One of the decisions we've had to make because of Ne's injury is to switch from a 5-1 rotation to a 6-2. (See note below.) Part of that is because without Ne, I need to try to find more offense. You're taking away our best point scorer and our best athlete. (Elliott averaged nearly 4 kills and 1 block per set.) This is an adjustment for Carlotta. She has to be a good teammate and accept that she's only going to play three rotations instead of six.

Whitney has never set at this level. She cares a lot. She spent her own money to go to a camp for setters this summer but she's learning on the job. The injuries also limit what we can do from a substitution point. Right now we have one front row sub we can bring in. I have only one player on the bench that if someone's having a bad night I can sub them in but other than that I have no one else I can bring into a match.

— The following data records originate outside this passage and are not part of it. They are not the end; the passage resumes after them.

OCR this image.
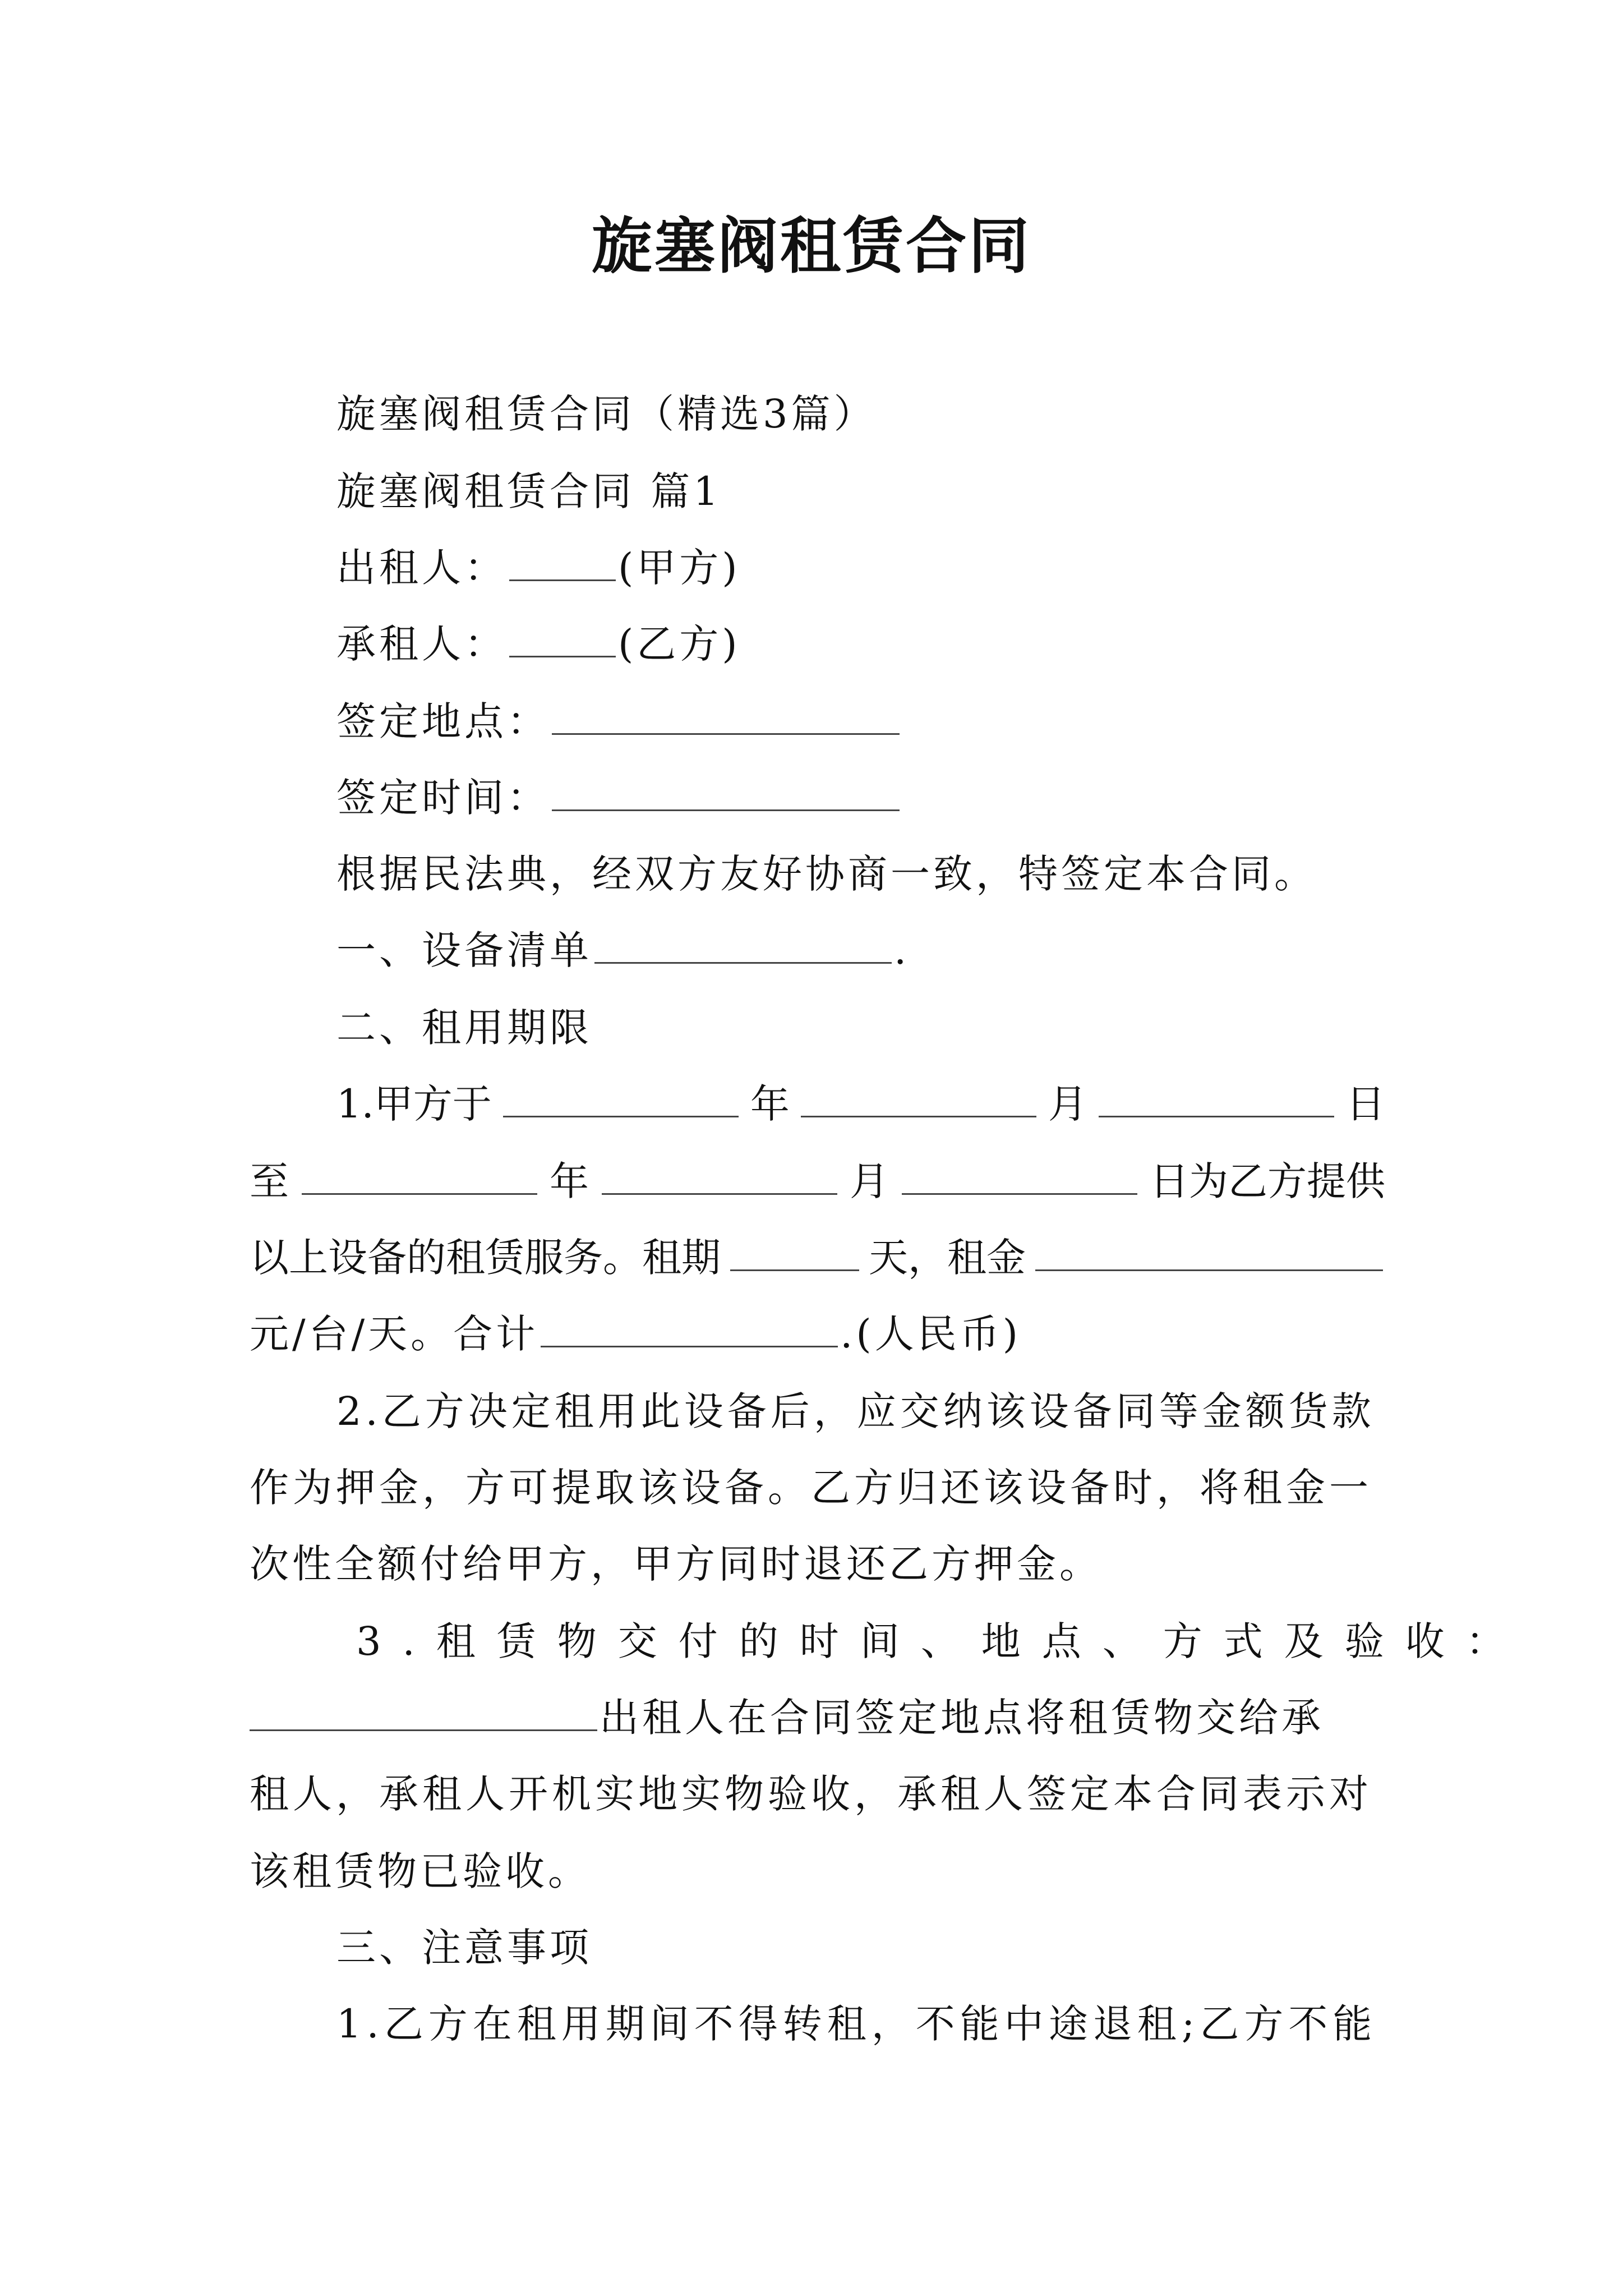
旋塞阀租赁合同
旋塞阀租赁合同（精选3篇）
旋塞阀租赁合同 篇1
出租人：	(甲方)
承租人：	(乙方)
签定地点：
签定时间：
根据民法典，经双方友好协商一致，特签定本合同。
一、设备清单	.
二、租用期限
1.甲方于	年	月	日
至	年	月	日为乙方提供
以上设备的租赁服务。租期	天，租金
元/台/天。合计	.(人民币)
2.乙方决定租用此设备后，应交纳该设备同等金额货款
作为押金，方可提取该设备。乙方归还该设备时，将租金一
次性全额付给甲方，甲方同时退还乙方押金。
3.租赁物交付的时间、地点、方式及验收：
出租人在合同签定地点将租赁物交给承
租人，承租人开机实地实物验收，承租人签定本合同表示对
该租赁物已验收。
三、注意事项
1.乙方在租用期间不得转租，不能中途退租;乙方不能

(Ed. Note: In a 5-1 rotation, the team uses only one setter who stays on court all the time as the players rotate clockwise through each of the six positions after each change of serve. In a 6-2 rotation, the team uses two setters. The first setter starts in the back row on the right. She'll rotate through the two remaining back row positions but when it comes time for her to rotate to the front row, she'll be replaced by a more offensive player - usually an opposite or in Maryland's case often a middle blocker - and the player who started as the opposite [or middle] will be replaced by the new setter.)

What's next

The Terps open their Big Ten season on the road at Illinois and Northwestern. (TT will have a preview later in the week.) They'll return to College Park to be a part of the B1G first weekend in October. The weekend that also includes Maryland's first home B1G field hockey and football games - both against Ohio State - also features volleyball's first home match this season. Coincidentally that also happens to be their first ever Big Ten match at home as Indiana comes to College Park on Friday night October third. The coach has some B1G plans that include a new look Pep Band, a new student section, a DJ and a bunch of promotions as well. The first time only happens once and Terps fans should pack the Pavilion at the Xfinity Center.

In addition to the fun things he has planned, Aird promises, "What people will see is a team that is going to compete. We're going to fight. We're going to play hard and be fun to watch."